Тикусемо задохнулся, но смолчал. И неожиданно произнес:

– Вы правы, я не вправе обсуждать с вами подобные вопросы. Это прерогатива главы государства.

– А Северные территории, – неожиданно добавил Дзюба, смотря собеседнику прямо в глаза, – вы получите. Это я могу обещать хоть сейчас. Предлагаемая вами компенсация как раз их и покроет. Можете так и передать господину премьер-министру.

Тикусемо долго молчал, наконец, молча подал руку: говорить больше не о чем. По прошествии часа после визита позвонил Устюжный, судя по тому, с чего начал разговор старик, Тикусемо заходил и к нему, сразу после визита к Дзюбе.

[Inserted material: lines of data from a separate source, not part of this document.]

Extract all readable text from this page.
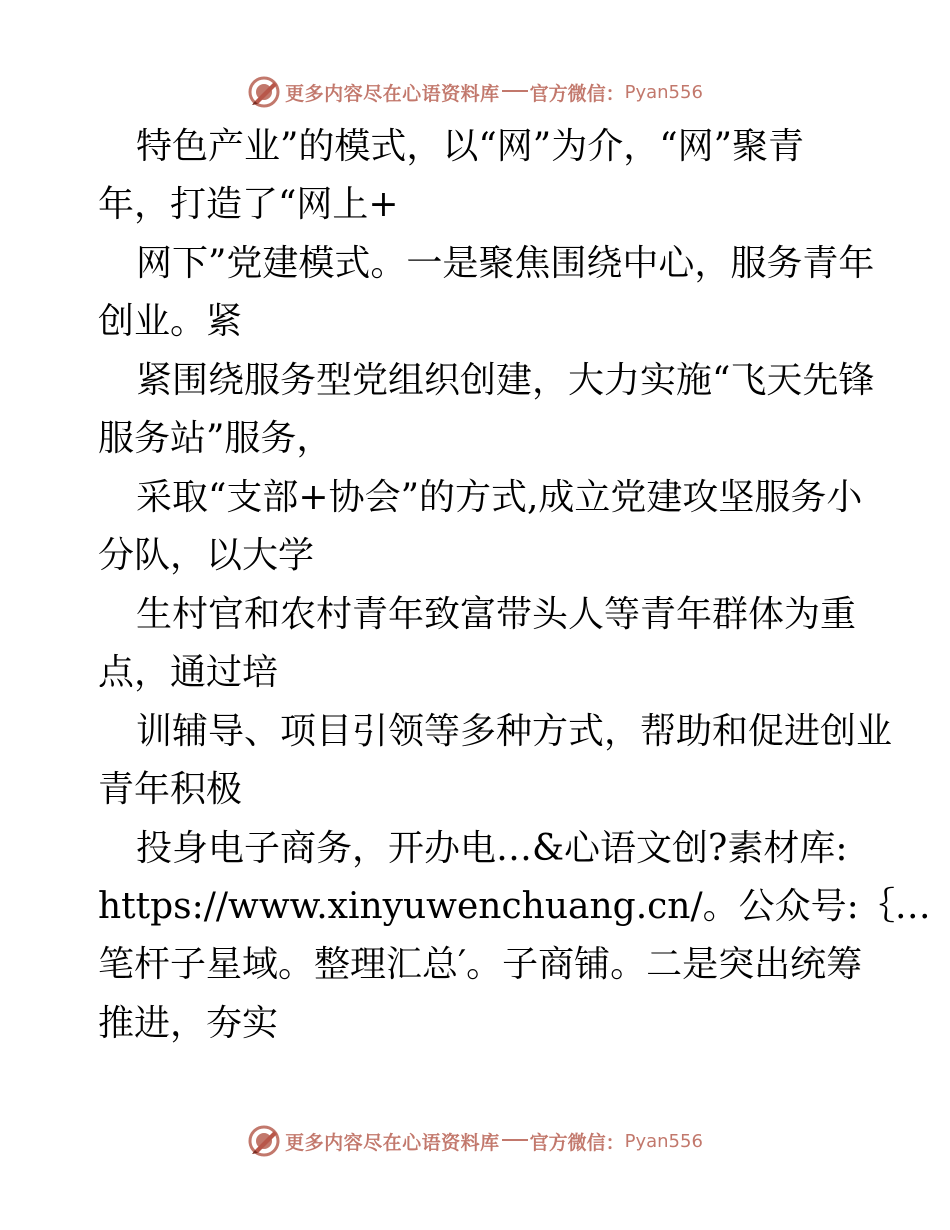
更多内容尽在心语资料库 官方微信： Pyan556
特色产业”的模式，以“网”为介，“网”聚青
年，打造了“网上+
网下”党建模式。一是聚焦围绕中心，服务青年
创业。紧
紧围绕服务型党组织创建，大力实施“飞天先锋
服务站”服务，
采取“支部+协会”的方式,成立党建攻坚服务小
分队，以大学
生村官和农村青年致富带头人等青年群体为重
点，通过培
训辅导、项目引领等多种方式，帮助和促进创业
青年积极
投身电子商务，开办电…&心语文创?素材库:
https://www.xinyuwenchuang.cn/。公众号:｛…
笔杆子星域。整理汇总′。子商铺。二是突出统筹
推进，夯实
更多内容尽在心语资料库 官方微信： Pyan556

– Присоединяюсь к поздравлениям, вы в самом деле, человек удивительный, вот так просто взяли и свергли кремлевскую клику, сразу вспоминаешь ГКЧП, – почти скороговоркой произнес учитель. – Или скорее Февральскую революцию. Власть как сама собой растворилась. Но я не об этом. Вчера не мог вам позвонить, сильно переживал, давление, знаете ли.

– Я вас понимаю, – Устюжный два прошедших дня тактично выдерживал паузу, разглядывая противостояние сторон как бы со стороны. В самом деле, он почти ничем не рисковал, подумал Дзюба с некоторой даже досадой на предусмотрительность старика – гарантиями губернатора заручился, а за Лаврентием не заржавеет. При любом раскладе остается с джокером. – Все же жаль, что вы вчера не ответили, мы работали над составом правительства, право же, я даже не знаю, что теперь вам предложить, – если он ожидал реакции от Устюжного, то не добился оной: старик покряхтев для приличия, заметил:

– Лаврентий Анатольевич, да мне просто приятно, что вы обо мне вспомнили. В мои-то годы да власть иметь, нет, это уже не то. Пенсия, самая простая стариковская пенсия, вот мой удел. А если у вас не разобрали еще по крайности пост главы вашей Администрации, или управления делами, то мне и этого будет за глаза достаточно.

Дзюба хмыкнул, но согласился, пост руководителя Администрации был вакантен, хотя бы потому, что саму Администрацию Лаврентий подумывал упразднить. Но раз Устюжный хочет, почему бы и нет. Его советы и.о. президента новой республики еще ой как пригодятся. Пусть даже Администрация и будет состоять из одного человека.

Далее Глеб Львович поинтересовался Тикусемо, вот тут уже Лаврентий перестал сомневаться, что Акио-сан усердно дублирует все свои действия на обоих лидеров, молодого и старого, видимо, в правительстве Японии решили ставить сразу на двоих: ведь в прежнее время Устюжный был куда большим авторитетом, нежели отчаянный молодец Дзюба, от которого всего можно было ожидать. В том числе и передачи власти своему учителю, почему бы и нет. Пускай и неформально, как это произошло в восьмом в России: прежний хозяин сменил должность, став скромным премьер-министром, а на трон поставил престолоблюстителя, который всем нравится, но который всегда внимает своему наставнику и шага не сделает без указки, а по истечении четырех лет, уступит место без вопросов.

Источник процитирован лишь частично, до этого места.